CAISI Evaluation of DeepSeek V4 Pro
TL;DR: NIST puts DeepSeek V4 Pro 8 months behind the US frontier, with 30+ point gaps on cyber, abstract reasoning, and agentic coding. The uncomfortable reality is that Chinese models are the only choice if you want frontier capability, operational sovereignty, and control over post-training.
NIST just told us that DeepSeek V4 Pro is 8 months behind the US frontier.
CAISI ran DeepSeek V4 through nine benchmarks in five domains, including two non-public evaluations. DeepSeek V4 is the most capable Chinese AI model tested to date, but it performs closest to GPT-5, not the GPT-5.4 or Opus 4.6 that DeepSeek's report claims to match. The gap hits hardest in cyber, abstract reasoning, and agentic coding.
Highlights:
- Cyber (CTF-Archive-Diamond, 285 hard CTF challenges from ASU's pwn.college): V4 Pro 32% vs GPT-5.5's 71%. Abstract reasoning (ARC-AGI-2 semi-private): 46% vs 79%. Agentic software engineering (PortBench): 44% vs 78%.
- Math is different. V4 Pro scored 97% on OTIS-AIME-2025, 96% on PUMaC 2024, 96% on SMT 2025. Slightly better than Opus 4.6 across all three, and only 2-3 points behind GPT-5.5 on average.
- Science holds up too. GPQA-Diamond: V4 Pro 90%, Opus 4.6 91%, GPT-5.5 96%. FrontierScience: V4 Pro 74%, Opus 4.6 72%, GPT-5.5 79%.
- On per-task cost, V4 Pro ranged from 53% less expensive to 41% more expensive than GPT-5.4 mini across the seven evaluated benchmarks. Per-token: V4 Pro $1.74/1M input vs GPT-5.4 mini $0.75/1M input. Output: V4 Pro $3.48/1M vs GPT-5.4 mini $4.50/1M. Net cost flips by workload because token consumption varies.

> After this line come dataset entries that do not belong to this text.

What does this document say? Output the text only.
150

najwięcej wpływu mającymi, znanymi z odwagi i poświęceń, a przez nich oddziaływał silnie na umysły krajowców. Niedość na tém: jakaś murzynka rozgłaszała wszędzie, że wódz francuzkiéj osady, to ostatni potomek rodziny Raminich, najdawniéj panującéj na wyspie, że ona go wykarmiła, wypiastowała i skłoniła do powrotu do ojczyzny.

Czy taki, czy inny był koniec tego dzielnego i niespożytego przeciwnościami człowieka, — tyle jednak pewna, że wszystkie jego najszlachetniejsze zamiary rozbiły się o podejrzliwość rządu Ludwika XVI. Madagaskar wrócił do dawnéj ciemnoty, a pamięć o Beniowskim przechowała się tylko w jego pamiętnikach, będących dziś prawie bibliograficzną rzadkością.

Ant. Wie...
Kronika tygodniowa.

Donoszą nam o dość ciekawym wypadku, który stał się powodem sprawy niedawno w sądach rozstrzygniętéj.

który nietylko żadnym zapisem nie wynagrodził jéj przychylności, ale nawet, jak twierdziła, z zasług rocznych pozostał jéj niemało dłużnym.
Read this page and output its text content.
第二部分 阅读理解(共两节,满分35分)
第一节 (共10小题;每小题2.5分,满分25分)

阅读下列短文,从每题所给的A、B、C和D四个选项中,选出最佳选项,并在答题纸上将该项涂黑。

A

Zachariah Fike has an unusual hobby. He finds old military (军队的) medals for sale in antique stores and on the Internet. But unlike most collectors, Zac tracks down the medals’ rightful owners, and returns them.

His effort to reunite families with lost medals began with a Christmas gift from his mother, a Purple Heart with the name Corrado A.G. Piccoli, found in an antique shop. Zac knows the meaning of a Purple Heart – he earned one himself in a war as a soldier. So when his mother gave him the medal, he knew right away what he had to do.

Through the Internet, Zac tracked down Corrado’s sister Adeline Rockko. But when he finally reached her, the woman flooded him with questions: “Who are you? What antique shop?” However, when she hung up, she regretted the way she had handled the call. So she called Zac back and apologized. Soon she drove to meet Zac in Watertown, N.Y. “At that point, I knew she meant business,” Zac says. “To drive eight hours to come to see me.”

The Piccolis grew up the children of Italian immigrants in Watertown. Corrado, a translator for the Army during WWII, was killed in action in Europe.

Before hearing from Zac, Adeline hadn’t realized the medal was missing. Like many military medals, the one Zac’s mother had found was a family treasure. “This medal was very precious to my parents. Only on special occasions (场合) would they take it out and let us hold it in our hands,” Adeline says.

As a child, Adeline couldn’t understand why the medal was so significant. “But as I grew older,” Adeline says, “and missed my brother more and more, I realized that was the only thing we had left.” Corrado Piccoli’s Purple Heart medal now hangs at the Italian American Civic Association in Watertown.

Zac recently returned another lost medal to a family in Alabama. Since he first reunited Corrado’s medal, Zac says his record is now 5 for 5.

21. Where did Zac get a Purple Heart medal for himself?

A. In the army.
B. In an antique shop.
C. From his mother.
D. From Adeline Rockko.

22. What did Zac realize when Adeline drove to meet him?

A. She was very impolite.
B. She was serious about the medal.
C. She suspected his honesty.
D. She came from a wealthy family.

- V4 Pro's IRT-estimated Elo: 800 ± 28. GPT-5.5: 1260 ± 28. Opus 4.6: 999 ± 27. GPT-5.4 mini: 749 ± 46. By Elo, V4 Pro's true peer is GPT-5.4 mini, not Opus 4.6 or GPT-5.4.
- Architecture matters. V4 Pro is 1.6T total parameters with 49B activated per token (MoE), 1M context window, hybrid Compressed Sparse Attention plus Heavily Compressed Attention. At 1M context, V4 Pro retains roughly 10% of the KV cache that V3.2 retained, and uses 27% of single-token inference FLOPs vs V3.2.
My take:
- I read the math results as DeepSeek and other frontier models being largely at the 90+% ceiling on OTIS-AIME, PUMaC, and SMT. Not much headroom there.
- The cyber gap probably isn't about cyber, or not only about cyber. V4 Pro's performance tracks the frontier on single-shot tasks and drops by 30+ points on long agentic ones. The model struggles to navigate long, noisy trajectories. The difference on scaffolds more advanced than CAISI's ReAct loop will most likely be less dramatic.
- The V4 Pro architecture explains the model's cost efficiency and its struggles on long agentic tasks. At a 1M-token context, V4 Pro retains 10x less memory of past tokens than V3.2. The same compression that makes long-context inference cheap also drops information from earlier turns.
- The bigger story is that frontier open-weights is now Chinese-only. Kimi K2.6, Qwen 3.5, GLM, and DeepSeek. Llama 4 trails on capability and comes with more restrictive usage terms. Let me repeat this. If you want frontier capability, operational sovereignty, and control over post-training, you have NO other choice but to use a Chinese model. And even with weights in hand, you can't easily verify what was in the training data or whether there are biases and refusals embedded.